Reicht das aus? Für jene, die linear denken, sicher nicht. Denn mit der bisherigen Entwicklungsgeschwindigkeit wären wir nicht einmal am Stanktnimmerleinstag am Ziel angelangt. Doch es kündigen sich große Umbrüche an. Nicht nur, dass Völkermord niemals ungestraft bleibt ist. Dafür ist immer ein Preis zu bezahlen. Die globalen Eliten überschreiten mittlerweile alle Grenzen. Für den Machterhalt überziehen sie die Welt nicht nur mit Krieg und Terror, sondern sie reagieren auf den Verlust von Unterstützung mit Autoritarismus auch in den bisher als sicher geltenden Zentren. Überall im Westen zerfallen die politischen Systeme. Das Gespenst des „Populismus“ wird an die Wand gemalt, gegen das vorgegangen werden müsse. In Frankreich missachtet man einfach die Wahlergebnisse. In der alten DDR wollen die Menschen den Krieg gegen Russland nicht mittragen und wählen die Westparteien ab. Und in Ungarn und der Slowakei versuchen sich sogar Teile der Eliten gegen den selbstzerstörerischen Kriegskurs der NATO aufzulehnen, was ohne die Unterstützung der Bevölkerung schlicht undenkbar wäre.

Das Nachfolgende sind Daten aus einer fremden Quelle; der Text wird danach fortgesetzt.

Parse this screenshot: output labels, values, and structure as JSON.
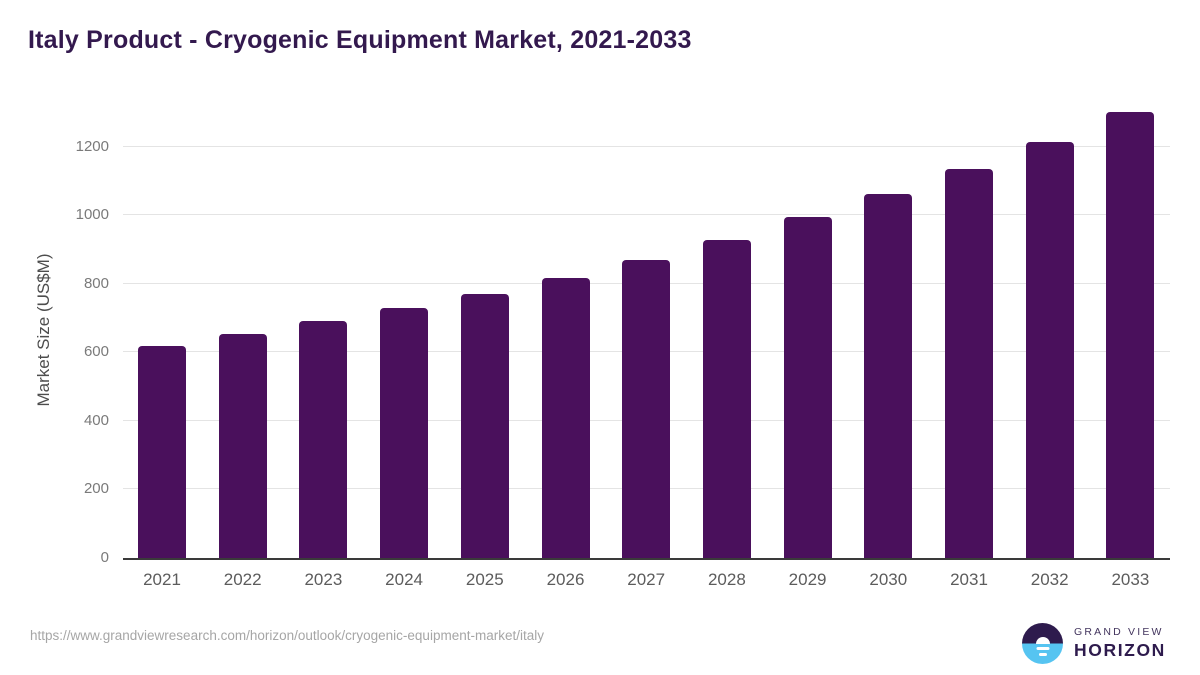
{
  "page": {
    "title": "Italy Product - Cryogenic Equipment Market, 2021-2033"
  },
  "chart_data": {
    "type": "bar",
    "title": "Italy Product - Cryogenic Equipment Market, 2021-2033",
    "categories": [
      "2021",
      "2022",
      "2023",
      "2024",
      "2025",
      "2026",
      "2027",
      "2028",
      "2029",
      "2030",
      "2031",
      "2032",
      "2033"
    ],
    "values": [
      617,
      652,
      690,
      729,
      771,
      817,
      868,
      926,
      995,
      1062,
      1134,
      1213,
      1300
    ],
    "xlabel": "",
    "ylabel": "Market Size (US$M)",
    "ylim": [
      0,
      1356
    ],
    "yticks": [
      0,
      200,
      400,
      600,
      800,
      1000,
      1200
    ],
    "grid": true,
    "legend": "none",
    "bar_color": "#4a105c"
  },
  "footer": {
    "source_url": "https://www.grandviewresearch.com/horizon/outlook/cryogenic-equipment-market/italy",
    "logo": {
      "icon": "horizon-sunrise-icon",
      "line1": "GRAND VIEW",
      "line2": "HORIZON"
    }
  },
  "colors": {
    "bar": "#4a105c",
    "title_text": "#33194e",
    "gridline": "#e4e4e4",
    "axis_line": "#3a3a3a",
    "y_tick_text": "#7a7a7a",
    "x_tick_text": "#5c5c5c",
    "axis_label_text": "#4d4d4d",
    "source_url_text": "#a6a6a6",
    "logo_purple": "#2e1b4d",
    "logo_blue": "#56c4f1"
  }
}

Für den Gedeih und die Sicherheit Österreichs ist die Neutralität unerlässlich. Österreich ist auferstanden (und wurde in Wirklichkeit geboren) in Absetzung zum deutschen Imperialismus. Ewiger Friede mit Russland lautete die politische Quintessenz der immerwährenden Neutralität. Jetzt zwingen uns die Herrschenden in einen neuen Krieg gegen Russland an der Seite von USA/NATO/EU-Imperialismus. Das kann nur in die Katastrophe führen, zumal auch dieser Raubkrieg in letzter Konsequenz verloren gehen wird.

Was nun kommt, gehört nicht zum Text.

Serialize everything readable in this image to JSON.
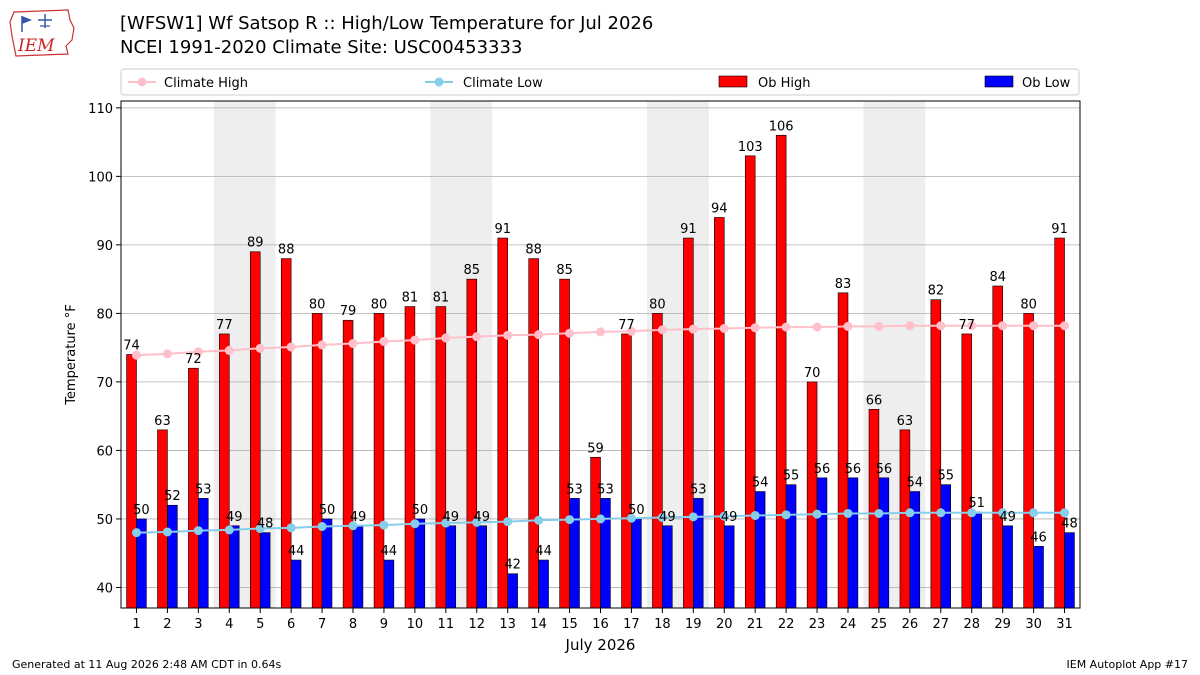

Mit der Beteiligung an Skyshield hat unser politisches System in einem noch nie dagewesenen Ausmaß kapituliert und sich an der nuklearen Bedrohung Russlands durch die USA/NATO beteiligt, die eine der tieferliegenden Gründe des Krieges in der Ukraine darstellt. Es ist eine Form der nachträglichen Kriegserklärung an Russland.
Die kapitalistischen Eliten führen uns nicht nur in einen furchtbaren globalen Krieg. Sie zerstören auch alle sozialen und politischen Errungenschaften der Zweiten Republik. In Konsequenz gefährden sie die Existenz Österreichs als Nation, weil die Absetzung vom Imperialismus unsere raison d’etre ist. (Man könnte es auch Dämpfung nennen, was es de facto war, weil die Neutralität in der Westorientierung nicht vollständig umgesetzt wurde.) Wenn die Mehrheit, oder auch eine signifikante Minderheit, das zu verstehen beginnt, dann werden die Verhältnisse auch bei uns ins Rutschen geraten.
Das nationale Rettungsprogramm dagegen: eine Regierung des Friedens und der Neutralität!
Darauf bereiten sich Selbstbestimmtes Österreich und das Bündnis Stimmen für Neutralität vor. Das aktuelle Werkzeug dafür ist indes die Liste GAZA, die als Türöffner dienen kann. Finde auch Du deine Stimme und hilf mit, die Forderung nach Frieden und Neutralität unmissverständlich hörbar zu machen.